Abbottabad - Der Schlupfwinkel Bin Ladens
2. Mai 2011Seit Jahren gab es Spekulationen, dass sich der gesuchte El-Kaida-Chef Osama bin Laden irgendwo im Grenzgebiet zwischen Pakistan und Afghanistan aufhalte. Doch selbst die kühnsten Verschwörungstheoretiker hätten wohl nicht vermutet, dass sich sein Hauptquartier direkt unter den Augen des pakistanischen Militärs befand. Zwar gilt die gesamte Region als Rückzugsgebiet der pakistanischen Taliban, aber möglicherweise hat sogar der einflussreiche pakistanische Geheimdienst ISI nicht nur den Taliban, sondern auch den Anhängern bin Ladens Schutz gewährt.
Garnisonsstadt mit touristischem Charme
Die Stadt Abbottabad ist eine Garnisonsstadt, etwa 60 Kilometer Luftlinie nördlich von Islamabad. Sie gilt als eine der schönsten Städte Pakistans und befindet sich im Herzen der nordwestlichen Grenzprovinz zu Afghanistan, die heute Khyber Pakhtunkhwa heißt.
Der Name Abbottabad geht auf ihren Gründer zurück: James Abbott, ein britischer Major, der die strategisch wichtige Lage erkannte und dort 1853 eine Stadt errichtete, um einen Vorposten auf dem Weg nach Afghanistan zu haben.
Zweifelhafte Rolle des Militärs
Wegen der Nähe zur legendären Seidenstraße und seiner landschaftlichen Schönheit galt Abbottabad lange als attraktives Touristenziel. Aufgrund ihrer Höhenlage hat die Stadt im Sommer - verglichen mit den Großstädten Islamabad und Rawalpindi - ein mildes Klima. Doch auch den Touristen dürfte das allgegenwärtige Militär in den Straßen Abbottabads nicht entgehen.
Neben Garnisonen gibt es in der Stadt Militärakademien, Sportclubs sowie verschiedene Betriebe, die ebenfalls von pakistanischen Militärs unterhalten werden.
Maßgeschneidertes Versteck
Schwer vorherstellbar, dass es dem El-Kaida-Chef gelungen sein soll, ausgerechnet in dieser Garnisonsstadt völlig unbemerkt vom pakistanischen Geheimdienst eine festungsartige Residenz zu errichten, in der er mit seiner Familie und seinen Getreuen leben konnte.

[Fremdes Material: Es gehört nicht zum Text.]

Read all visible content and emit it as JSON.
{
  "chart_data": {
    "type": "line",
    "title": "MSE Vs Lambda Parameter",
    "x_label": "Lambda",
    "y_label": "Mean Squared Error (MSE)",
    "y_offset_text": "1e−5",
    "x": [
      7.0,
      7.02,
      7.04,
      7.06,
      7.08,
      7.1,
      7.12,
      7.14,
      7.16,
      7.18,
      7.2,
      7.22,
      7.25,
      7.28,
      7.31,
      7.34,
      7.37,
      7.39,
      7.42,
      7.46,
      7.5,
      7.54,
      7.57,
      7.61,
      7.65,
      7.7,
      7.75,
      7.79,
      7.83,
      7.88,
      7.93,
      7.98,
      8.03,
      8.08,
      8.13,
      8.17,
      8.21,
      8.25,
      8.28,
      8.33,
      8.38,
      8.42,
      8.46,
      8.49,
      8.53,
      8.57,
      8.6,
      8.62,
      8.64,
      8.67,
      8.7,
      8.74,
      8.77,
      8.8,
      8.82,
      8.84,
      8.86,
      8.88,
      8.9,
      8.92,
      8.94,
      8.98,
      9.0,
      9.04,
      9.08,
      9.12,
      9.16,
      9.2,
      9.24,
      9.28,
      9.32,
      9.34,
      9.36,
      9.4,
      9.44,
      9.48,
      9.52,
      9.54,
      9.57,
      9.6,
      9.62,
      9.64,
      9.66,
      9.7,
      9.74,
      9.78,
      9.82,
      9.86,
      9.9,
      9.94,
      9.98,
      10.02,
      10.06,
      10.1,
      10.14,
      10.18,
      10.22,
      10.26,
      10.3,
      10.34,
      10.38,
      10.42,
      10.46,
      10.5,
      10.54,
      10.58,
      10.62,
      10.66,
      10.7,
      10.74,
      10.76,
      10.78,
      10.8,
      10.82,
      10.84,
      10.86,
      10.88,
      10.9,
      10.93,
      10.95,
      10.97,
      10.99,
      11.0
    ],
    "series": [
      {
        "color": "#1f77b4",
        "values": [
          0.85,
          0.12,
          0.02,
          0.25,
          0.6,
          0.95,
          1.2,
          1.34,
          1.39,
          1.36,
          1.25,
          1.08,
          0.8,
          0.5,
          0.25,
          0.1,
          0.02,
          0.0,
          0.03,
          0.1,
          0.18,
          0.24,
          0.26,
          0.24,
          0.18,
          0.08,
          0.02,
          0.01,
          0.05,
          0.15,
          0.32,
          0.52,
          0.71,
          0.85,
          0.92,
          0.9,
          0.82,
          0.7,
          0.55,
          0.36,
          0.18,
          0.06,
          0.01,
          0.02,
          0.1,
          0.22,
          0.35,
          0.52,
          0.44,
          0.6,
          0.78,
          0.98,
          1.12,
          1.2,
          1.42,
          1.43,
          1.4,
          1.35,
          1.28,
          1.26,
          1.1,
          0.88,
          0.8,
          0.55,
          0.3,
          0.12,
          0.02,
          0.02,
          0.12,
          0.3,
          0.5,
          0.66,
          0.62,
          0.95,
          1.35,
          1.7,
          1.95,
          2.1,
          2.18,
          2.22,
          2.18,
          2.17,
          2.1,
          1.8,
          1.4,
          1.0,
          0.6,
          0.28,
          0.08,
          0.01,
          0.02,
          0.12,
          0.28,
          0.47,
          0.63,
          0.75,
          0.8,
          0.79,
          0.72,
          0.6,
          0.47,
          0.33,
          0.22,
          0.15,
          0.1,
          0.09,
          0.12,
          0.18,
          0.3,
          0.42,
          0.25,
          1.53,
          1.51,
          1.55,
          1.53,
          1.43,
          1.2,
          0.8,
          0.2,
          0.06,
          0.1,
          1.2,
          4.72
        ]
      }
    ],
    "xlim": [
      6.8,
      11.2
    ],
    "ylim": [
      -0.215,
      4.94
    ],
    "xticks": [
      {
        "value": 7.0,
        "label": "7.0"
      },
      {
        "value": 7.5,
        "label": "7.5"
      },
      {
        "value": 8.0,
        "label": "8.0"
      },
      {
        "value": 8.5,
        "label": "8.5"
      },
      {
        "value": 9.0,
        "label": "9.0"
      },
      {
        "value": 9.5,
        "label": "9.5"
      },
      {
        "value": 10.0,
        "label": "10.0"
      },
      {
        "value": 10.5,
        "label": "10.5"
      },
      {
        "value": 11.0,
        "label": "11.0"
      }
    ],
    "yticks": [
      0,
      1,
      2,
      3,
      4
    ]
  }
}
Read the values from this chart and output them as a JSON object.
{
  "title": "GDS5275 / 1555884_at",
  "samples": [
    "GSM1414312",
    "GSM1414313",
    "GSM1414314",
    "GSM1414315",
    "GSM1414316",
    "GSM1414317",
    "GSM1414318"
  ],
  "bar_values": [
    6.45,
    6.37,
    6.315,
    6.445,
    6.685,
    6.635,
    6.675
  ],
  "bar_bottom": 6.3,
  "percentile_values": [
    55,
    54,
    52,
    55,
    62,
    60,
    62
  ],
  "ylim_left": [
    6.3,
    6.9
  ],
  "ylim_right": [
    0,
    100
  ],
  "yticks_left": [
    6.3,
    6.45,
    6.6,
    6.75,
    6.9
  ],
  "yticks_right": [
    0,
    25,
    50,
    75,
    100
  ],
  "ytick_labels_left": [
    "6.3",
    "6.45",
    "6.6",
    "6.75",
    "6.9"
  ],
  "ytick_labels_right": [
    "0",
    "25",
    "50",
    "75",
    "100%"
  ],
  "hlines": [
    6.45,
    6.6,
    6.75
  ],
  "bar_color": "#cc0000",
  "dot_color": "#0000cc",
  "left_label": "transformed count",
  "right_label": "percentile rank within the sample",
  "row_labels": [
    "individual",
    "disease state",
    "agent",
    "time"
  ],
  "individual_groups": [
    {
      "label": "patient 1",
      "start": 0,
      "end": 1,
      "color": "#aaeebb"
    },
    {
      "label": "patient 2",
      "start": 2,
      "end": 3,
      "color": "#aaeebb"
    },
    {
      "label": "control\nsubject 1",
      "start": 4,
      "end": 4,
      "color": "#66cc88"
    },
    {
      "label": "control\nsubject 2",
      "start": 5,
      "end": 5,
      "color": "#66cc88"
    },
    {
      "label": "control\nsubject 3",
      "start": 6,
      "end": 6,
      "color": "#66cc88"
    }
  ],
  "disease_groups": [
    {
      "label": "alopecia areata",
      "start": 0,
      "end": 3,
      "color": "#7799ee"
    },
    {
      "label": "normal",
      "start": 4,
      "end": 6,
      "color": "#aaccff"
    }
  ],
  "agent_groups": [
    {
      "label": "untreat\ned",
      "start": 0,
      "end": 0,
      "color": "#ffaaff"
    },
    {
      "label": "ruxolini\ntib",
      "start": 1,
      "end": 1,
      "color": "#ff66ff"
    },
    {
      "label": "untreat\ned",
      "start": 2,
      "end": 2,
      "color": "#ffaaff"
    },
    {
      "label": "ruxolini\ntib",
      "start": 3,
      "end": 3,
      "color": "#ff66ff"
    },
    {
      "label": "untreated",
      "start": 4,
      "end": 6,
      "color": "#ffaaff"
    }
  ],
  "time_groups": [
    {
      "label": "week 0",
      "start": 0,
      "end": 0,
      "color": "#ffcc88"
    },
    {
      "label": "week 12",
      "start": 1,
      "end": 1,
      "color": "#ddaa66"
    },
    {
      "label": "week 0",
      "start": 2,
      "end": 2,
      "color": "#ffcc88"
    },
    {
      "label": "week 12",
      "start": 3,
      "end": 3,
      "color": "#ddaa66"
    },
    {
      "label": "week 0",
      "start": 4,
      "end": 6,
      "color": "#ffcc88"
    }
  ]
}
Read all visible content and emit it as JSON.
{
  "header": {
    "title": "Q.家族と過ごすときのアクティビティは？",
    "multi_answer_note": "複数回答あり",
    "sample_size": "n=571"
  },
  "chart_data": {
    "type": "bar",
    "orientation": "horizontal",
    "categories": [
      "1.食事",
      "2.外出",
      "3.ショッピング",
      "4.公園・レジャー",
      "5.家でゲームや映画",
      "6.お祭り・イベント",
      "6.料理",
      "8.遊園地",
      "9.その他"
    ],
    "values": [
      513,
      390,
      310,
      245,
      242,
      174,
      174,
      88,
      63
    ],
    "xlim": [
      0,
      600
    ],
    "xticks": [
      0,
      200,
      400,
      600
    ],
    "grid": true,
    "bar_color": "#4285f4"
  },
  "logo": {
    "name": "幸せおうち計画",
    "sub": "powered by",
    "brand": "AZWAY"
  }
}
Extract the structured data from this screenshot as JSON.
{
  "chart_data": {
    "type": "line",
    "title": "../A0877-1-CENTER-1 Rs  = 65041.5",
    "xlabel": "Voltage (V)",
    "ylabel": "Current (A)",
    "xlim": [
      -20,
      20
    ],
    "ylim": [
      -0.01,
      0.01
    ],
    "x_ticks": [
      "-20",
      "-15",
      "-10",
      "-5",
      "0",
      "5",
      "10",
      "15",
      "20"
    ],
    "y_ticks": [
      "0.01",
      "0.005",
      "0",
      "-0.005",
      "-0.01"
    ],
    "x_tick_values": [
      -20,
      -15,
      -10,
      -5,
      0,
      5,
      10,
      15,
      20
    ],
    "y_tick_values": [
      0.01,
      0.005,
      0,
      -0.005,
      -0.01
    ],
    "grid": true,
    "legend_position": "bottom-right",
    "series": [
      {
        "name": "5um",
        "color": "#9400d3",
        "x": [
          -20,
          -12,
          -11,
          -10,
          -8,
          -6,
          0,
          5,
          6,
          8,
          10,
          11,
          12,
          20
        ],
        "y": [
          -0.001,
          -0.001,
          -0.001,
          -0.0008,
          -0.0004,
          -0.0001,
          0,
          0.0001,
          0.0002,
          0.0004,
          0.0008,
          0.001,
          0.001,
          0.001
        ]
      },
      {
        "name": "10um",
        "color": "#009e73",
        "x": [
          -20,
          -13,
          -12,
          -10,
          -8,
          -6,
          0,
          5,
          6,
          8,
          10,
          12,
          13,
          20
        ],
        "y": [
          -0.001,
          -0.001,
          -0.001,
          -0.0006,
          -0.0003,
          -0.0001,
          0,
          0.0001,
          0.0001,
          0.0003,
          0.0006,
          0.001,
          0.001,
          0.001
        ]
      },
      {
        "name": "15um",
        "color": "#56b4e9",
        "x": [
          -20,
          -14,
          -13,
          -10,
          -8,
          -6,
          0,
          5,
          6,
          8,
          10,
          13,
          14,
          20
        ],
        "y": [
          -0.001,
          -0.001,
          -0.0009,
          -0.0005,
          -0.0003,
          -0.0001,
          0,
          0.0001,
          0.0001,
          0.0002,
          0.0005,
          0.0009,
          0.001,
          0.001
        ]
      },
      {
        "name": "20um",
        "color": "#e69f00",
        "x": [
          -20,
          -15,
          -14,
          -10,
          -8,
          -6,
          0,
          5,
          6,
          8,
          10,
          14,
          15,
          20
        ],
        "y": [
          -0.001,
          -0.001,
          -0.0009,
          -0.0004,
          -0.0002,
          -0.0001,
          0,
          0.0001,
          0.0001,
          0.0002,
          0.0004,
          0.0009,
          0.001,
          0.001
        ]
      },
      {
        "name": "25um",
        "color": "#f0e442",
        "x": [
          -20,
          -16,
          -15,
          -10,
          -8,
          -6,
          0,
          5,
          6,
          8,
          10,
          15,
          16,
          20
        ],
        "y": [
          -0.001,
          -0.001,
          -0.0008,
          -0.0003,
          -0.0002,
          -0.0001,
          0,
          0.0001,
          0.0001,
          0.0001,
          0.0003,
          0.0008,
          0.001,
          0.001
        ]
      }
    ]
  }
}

Der stark bewachte Gebäudekomplex mit großem Grundstück liegt an einer Hauptstraße in der Nähe zum Flughafen, gegenüber einer privaten Akademie. Eine fünfeinhalb Meter hohe Mauer mit Stacheldraht umgibt das Anwesen. Zugang gibt es allein durch zwei bewachte Tore. Das Hauptgebäude umfasst drei Stockwerke und hat nur wenige Fenster.
Das offenbar maßgeschneiderte Versteck soll nach Schätzungen eine Million Dollar (etwa 670.000 Euro) gekostet haben, sehr viel nach pakistanischen Maßstäben. Auch dies hätte den Sicherheitskräften durchaus auffallen können.